Это был земляк и сверстник Каверина, вошедший .одновременно с ним в

группу писателей из провинции, осевших в начале двадцатых годов в Москве,

которых приручал и натаскивал Горький, тогда уже достаточно перетрусивший и

соблазненный кремлевскими заправилами, чтобы стать глашатаем насилия,

лицемерно оправдываемого демагогическими лозунгами, - Валентин Катаев, одна

из самых растленных лакейских фигур, когда-либо подвизавшихся на смрадных

поприщах советской литературы.

Нелегко было, вероятно, Каверину порвать с прежним попутчиком. В этом

- мера низости автора "Сына полка" и "Белеющего паруса": уж если деликатный

и мягкий Каверин решился не подавать ему руки... Впрочем, Каверин, если в

книгах своих и воспоминаниях старается замкнуться в цитадели "чистого

искусства", отгораживающей от критики порядков, не позволяет себе судить о

политике, то поступками своими - выступлениями в защиту гонимых,

действенным сочувствием к жертвам травли - подтвердил репутацию честного и

достойного человека.

В среде советских литераторов, где трудно выделиться угодничеством и

изъявлениями преданности партии, Катаев все же превзошел своих коллег. Ему

нужно было сначала заставить простить себе отца-офицера и собственные

погоны в белой армии, потом - добиться реальных благ, прочного положения,

Ради этого в возрасте, когда, по старинному выражению, пора о душе думать,

Катаев не гнушался, взобравшись на трибуну, распинаться в своей пылкой

верности поочередно Сталину-Хрущеву-Брежневу, обливать помоями старую

русскую интеллигенцию, оправдывать любое "деяние" власти - хотя бы самое

тупое и недальновидное, - внести посильную лепту в охаивание травимого,

преданным псом цапнуть того, на кого науськивают, лгать и лицемерить,

льстить без меры. Глухой к голосу совести, не понимающий своей

неблаговидной роли,  брезгливости, с какой обходят его прежние знакомые,

Катаев тем более возмущает чувство справедливости, что ему было дано от

рождения во всем разбираться и понимать: не неграмотным деревенским

пареньком встретил он революцию, не могла она обольстить его. С открытыми

глазами оправдывал он насилие и клеймил его невинные жертвы...

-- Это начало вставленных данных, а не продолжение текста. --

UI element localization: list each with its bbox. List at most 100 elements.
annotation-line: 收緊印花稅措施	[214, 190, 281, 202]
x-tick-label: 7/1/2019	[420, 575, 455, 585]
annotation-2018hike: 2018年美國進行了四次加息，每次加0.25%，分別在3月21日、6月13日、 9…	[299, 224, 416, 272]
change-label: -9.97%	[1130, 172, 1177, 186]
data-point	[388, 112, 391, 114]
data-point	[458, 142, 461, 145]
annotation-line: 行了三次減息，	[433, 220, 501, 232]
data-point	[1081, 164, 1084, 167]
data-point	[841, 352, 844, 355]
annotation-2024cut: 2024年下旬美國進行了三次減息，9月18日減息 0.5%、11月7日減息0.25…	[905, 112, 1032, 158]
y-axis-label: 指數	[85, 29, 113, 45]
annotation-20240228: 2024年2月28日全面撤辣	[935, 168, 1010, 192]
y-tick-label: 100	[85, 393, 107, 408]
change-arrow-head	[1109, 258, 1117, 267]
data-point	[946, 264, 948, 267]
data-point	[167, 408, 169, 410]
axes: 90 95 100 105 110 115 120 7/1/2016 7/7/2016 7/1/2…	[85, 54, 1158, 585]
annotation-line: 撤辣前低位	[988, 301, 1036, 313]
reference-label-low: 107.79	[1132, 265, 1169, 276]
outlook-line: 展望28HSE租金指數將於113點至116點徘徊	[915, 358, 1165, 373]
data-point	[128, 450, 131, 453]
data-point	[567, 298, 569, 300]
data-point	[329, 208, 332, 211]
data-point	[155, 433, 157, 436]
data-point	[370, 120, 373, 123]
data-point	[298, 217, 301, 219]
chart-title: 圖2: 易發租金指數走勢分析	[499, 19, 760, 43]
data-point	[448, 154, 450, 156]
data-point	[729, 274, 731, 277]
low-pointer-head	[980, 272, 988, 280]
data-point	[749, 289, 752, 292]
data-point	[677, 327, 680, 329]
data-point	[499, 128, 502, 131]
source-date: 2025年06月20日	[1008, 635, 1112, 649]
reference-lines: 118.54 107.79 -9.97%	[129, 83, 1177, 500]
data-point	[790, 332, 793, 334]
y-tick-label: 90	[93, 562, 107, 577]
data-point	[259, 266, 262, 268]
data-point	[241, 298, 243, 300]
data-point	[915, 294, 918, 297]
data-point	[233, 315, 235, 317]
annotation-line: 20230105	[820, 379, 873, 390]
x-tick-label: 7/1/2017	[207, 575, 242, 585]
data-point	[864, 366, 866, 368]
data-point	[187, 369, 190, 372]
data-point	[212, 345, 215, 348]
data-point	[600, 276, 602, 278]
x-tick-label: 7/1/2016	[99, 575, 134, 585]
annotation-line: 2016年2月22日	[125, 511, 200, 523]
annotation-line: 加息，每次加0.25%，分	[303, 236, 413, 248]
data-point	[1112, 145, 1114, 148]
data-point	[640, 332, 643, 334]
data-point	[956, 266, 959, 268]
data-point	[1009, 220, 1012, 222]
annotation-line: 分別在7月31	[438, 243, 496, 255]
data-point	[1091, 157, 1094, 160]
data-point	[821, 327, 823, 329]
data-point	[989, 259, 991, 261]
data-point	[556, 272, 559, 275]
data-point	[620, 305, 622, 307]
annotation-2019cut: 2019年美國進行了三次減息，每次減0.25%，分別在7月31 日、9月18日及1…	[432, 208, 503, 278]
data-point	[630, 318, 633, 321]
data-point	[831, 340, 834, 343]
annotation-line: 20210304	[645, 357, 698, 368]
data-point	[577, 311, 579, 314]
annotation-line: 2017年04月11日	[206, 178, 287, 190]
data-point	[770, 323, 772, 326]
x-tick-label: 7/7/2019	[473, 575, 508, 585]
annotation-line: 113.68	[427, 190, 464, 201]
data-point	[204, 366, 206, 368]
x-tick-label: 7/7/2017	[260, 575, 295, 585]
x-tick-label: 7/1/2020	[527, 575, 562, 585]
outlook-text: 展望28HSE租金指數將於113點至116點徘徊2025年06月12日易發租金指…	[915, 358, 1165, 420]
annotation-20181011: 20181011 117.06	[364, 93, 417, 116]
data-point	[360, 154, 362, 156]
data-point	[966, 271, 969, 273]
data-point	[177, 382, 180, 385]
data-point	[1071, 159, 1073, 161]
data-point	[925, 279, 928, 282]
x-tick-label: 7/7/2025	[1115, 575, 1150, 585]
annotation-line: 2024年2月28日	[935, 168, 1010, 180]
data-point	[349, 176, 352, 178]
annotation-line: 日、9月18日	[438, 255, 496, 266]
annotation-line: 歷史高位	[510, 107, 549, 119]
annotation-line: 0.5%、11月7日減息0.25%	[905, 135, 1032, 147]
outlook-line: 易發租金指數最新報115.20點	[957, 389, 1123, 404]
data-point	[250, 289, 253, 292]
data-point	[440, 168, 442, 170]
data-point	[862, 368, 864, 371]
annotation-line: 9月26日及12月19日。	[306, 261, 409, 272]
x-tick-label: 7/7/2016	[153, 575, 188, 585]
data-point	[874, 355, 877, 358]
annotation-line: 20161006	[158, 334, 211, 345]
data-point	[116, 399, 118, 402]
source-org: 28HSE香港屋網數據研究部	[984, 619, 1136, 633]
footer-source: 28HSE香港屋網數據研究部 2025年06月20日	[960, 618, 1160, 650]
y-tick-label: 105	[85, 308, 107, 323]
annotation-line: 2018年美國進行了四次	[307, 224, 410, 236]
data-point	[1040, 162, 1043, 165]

Но нет ныне Лермонтовых, способных бросить негодяям в лицо "железный

стих, облитый горечью и злостью". Да и прошли давно времена, когда

бесчестье угнетало человека: понятие это скинуто со счета. Во всяком

случае, в кругу современных "толпящихся у трона" литераторов.

Дивиться ли тому, что ныне пишут о Соловках, куда зазывают рекламные

туристские проспекты... "Спешите посетить жемчужину Беломорья, живописный

архипелаг с уникальными памятниками зодчества!"

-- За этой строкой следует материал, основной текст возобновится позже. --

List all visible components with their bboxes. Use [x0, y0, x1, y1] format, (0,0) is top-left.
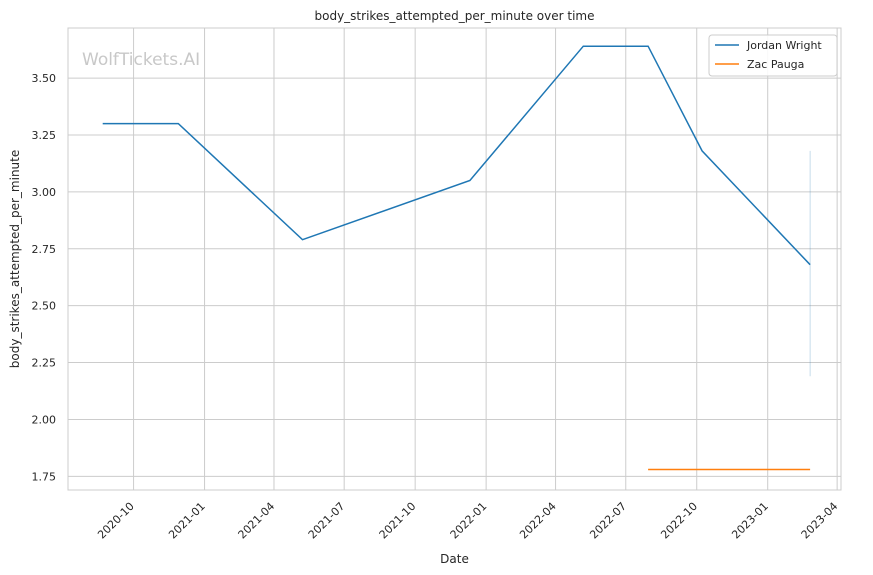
x-tick-label: 2022-10 [658, 500, 700, 542]
x-tick-label: 2021-07 [306, 500, 348, 542]
y-tick-label: 2.50 [32, 300, 57, 313]
legend-box [708, 34, 838, 77]
x-axis-ticks: 2020-10 2021-01 2021-04 2021-07 2021-10 2022-… [95, 500, 840, 542]
x-axis-label: Date [440, 552, 469, 566]
y-tick-label: 2.75 [32, 243, 57, 256]
legend: Jordan Wright Zac Pauga [708, 34, 838, 77]
plot-area [67, 27, 842, 491]
series-line [102, 45, 811, 266]
chart-title: body_strikes_attempted_per_minute over t… [315, 9, 595, 23]
y-axis-ticks: 1.75 2.00 2.25 2.50 2.75 3.00 3.25 3.50 [32, 72, 57, 483]
x-tick-label: 2021-10 [377, 500, 419, 542]
x-tick-label: 2020-10 [95, 500, 137, 542]
grid-lines [68, 28, 841, 490]
y-tick-label: 3.25 [32, 129, 57, 142]
y-tick-label: 2.00 [32, 413, 57, 426]
watermark: WolfTickets.AI [82, 50, 200, 70]
x-tick-label: 2023-04 [799, 500, 841, 542]
y-tick-label: 3.00 [32, 186, 57, 199]
y-tick-label: 2.25 [32, 357, 57, 370]
x-tick-label: 2023-01 [729, 500, 771, 542]
series-layer [102, 45, 811, 471]
y-tick-label: 1.75 [32, 470, 57, 483]
x-tick-label: 2022-07 [587, 500, 629, 542]
x-tick-label: 2021-01 [166, 500, 208, 542]
y-tick-label: 3.50 [32, 72, 57, 85]
legend-label: Jordan Wright [746, 39, 822, 52]
legend-label: Zac Pauga [747, 58, 804, 71]
x-tick-label: 2022-01 [448, 500, 490, 542]
x-tick-label: 2022-04 [517, 500, 559, 542]
x-tick-label: 2021-04 [236, 500, 278, 542]
y-axis-label: body_strikes_attempted_per_minute [8, 150, 22, 368]
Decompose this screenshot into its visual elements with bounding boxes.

И высаживаются толпы посетителей с пассажирских лайнеров в бухте

Благополучия, изводят километры пленки, восхищаются, даже проникаются

чем-то вроде изумления  перед циклопической кладкой монастырских стен. И -

разумеется - слава Партии, обратившей гнездо церковного мракобессия в

привлекательный туристский аттракцион!

Кто это взывал к теням Бухенвальда? Кто скорбным голосом возвещал о

стучащем в сердце пепле Освенцима? Почему оно осталось глухо к стонам и

жалобам с острова Пыток и Слез? Почему не велит оно склонить обнаженную

голову и задуматься над долгим мартирологом русского народа, столбовой путь

которого пролег отсюда - с Соловецких островов?...

Мне видятся они погруженными в Пифагорову тень, окутанными, как

саваном, мертвящим мраком, удушающим и глухим: загублены, повергнуты

справедливость, правда, человеколюбие, милость, сострадание...

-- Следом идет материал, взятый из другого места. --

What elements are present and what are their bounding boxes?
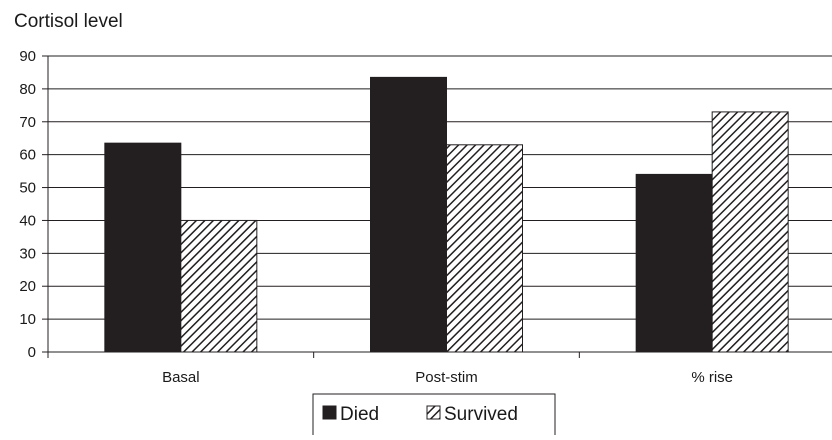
bar-survived-0 [180,219,258,353]
bar-died-2 [635,173,713,353]
y-tick-label: 70 [19,114,36,131]
y-tick-label: 30 [19,245,36,262]
labels: 0 10 20 30 40 50 60 70 80 90 Basal Post-stim % rise [19,48,733,386]
legend-swatch-died [322,405,337,420]
bar-survived-1 [446,144,523,353]
x-tick-label: Basal [162,369,200,386]
bar-survived-2 [711,111,789,353]
legend-label: Survived [444,404,518,425]
x-tick-label: Post-stim [415,369,478,386]
bar-died-0 [104,142,182,353]
y-tick-label: 10 [19,311,36,328]
bar-died-1 [370,76,447,353]
y-tick-label: 50 [19,180,36,197]
y-tick-label: 60 [19,147,36,164]
legend: Died Survived [312,393,556,437]
y-tick-label: 90 [19,48,36,65]
bars [104,76,789,353]
y-tick-label: 20 [19,278,36,295]
legend-label: Died [340,404,379,425]
chart-title: Cortisol level [14,11,123,32]
y-tick-label: 0 [28,344,36,361]
legend-swatch-survived [426,405,441,420]
y-tick-label: 80 [19,81,36,98]
x-tick-label: % rise [691,369,733,386]
y-tick-label: 40 [19,212,36,229]
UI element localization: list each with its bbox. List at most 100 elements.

Тихая монашеская обитель, прибежище ъеры и горстки мирных иноков с

мозолистыми руками, обратилась в поприще насильников, содрогается от брани

и залпов, сочится кровью и муками. Это ли не знаменье и символ времени?

 

x x x

 

 

Я, сотрудник санчасти, проникаю к ним беспрепятственно. Вахтер у входа

в больницу даже не интересуется, почему я зачастил туда. Между тем я делаю

то, что стоит поперек планов начальства: сломить мусаватистов, разбив их на

разобщенные группы. Мне же удается доставлять в больницу записки и устные

послания от развезенных по дальним командировкам, а из больницы -

переправлять указания главаря голодной забастовки, старосты всей партии

мусаватистов. Эти связи ободряют протестантов, в них источник силы,

мужества.

Уже более двух недель ими держится голодовка. Это отчаянная, но

безнадежная и оттого еще более высокая попытка отстоять статут

"политических", избавленных от обязательных общих работ.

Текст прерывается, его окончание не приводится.